References: [1] Molina JC, Shah NN. Monoclonal Antibody-Based Treatment and Other New Agents for B-Lineage Acute Lymphoblastic Leukemia. In: Litzow MR, Raetz EA, editors. Clinical Management of Acute Lymphoblastic Leukemia, Cham: Springer International Publishing; 2022, p. 295–328.
[2] Tenchov R, Bird R, Curtze AE, Zhou Q. Lipid Nanoparticles─From Liposomes to mRNA Vaccine Delivery, a Landscape of Research Diversity and Advancement. ACS Nano 2021;15:16982–7015.
[3] Hughes KA, Misra B, Maghareh M, Samart P, Nguyen E, Hussain S, et al. Flash nanoprecipitation allows easy fabrication of pH-responsive acetalated dextran nanoparticles for intracellular release of payloads. Discover Nano 2024;19:4.

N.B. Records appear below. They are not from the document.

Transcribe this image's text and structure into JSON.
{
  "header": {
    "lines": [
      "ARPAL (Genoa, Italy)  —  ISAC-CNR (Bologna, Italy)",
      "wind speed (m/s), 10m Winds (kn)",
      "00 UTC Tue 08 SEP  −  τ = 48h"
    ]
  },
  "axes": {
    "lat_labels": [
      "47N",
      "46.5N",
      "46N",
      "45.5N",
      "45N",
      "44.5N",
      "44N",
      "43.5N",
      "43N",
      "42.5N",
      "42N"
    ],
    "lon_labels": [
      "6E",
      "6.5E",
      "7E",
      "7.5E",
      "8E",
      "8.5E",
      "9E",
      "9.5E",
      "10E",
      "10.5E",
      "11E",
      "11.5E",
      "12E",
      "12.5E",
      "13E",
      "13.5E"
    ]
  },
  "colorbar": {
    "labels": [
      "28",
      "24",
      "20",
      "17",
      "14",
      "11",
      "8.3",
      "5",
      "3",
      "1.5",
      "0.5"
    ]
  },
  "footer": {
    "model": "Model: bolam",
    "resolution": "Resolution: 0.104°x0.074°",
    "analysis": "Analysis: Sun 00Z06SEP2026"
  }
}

Acknowledgements: This work was supported by National Institutes of Health—National Institute of General Medical Sciences (NIH-NIGMS) Tumor Microenvironment Centers of Biomedical Research Excellence (TME CoBRE) grant [2P20GM121322-06].

Table 1. Physicochemical characteristics of LNPs. Size and polydispersity were acquired via dynamic light scattering while electrophoretic light scattering was used to determine surface charges. Sizes of nanoparticles are represented by z-average (d.nm). Data represented as mean ± standard deviation (n=3).

Figure 1. Negative stain transmission electron microscopy images of lipid nanoparticles with aldoxorubicin conjugation (A.) and siRNA encapsulation (B.), respectively. The scale bar is 100 nm.

Figure 2. REH-CRL cytotoxicity after 48-incubation with free aldoxorubicin or aldoxorubicin conjugated to LNPs with or without negative control siRNA encapsulated. Viability was determined using CellTiter-Glo® 2.0 Luminescent Cell Viability Assay. Data represented as mean ± standard deviation (n≥4). Half-maximal inhibitory concentration (IC50) presented in μg/mL. Significance compared to free aldoxorubicin was determined using 2-way ANOVA analysis; * p < 0.0001.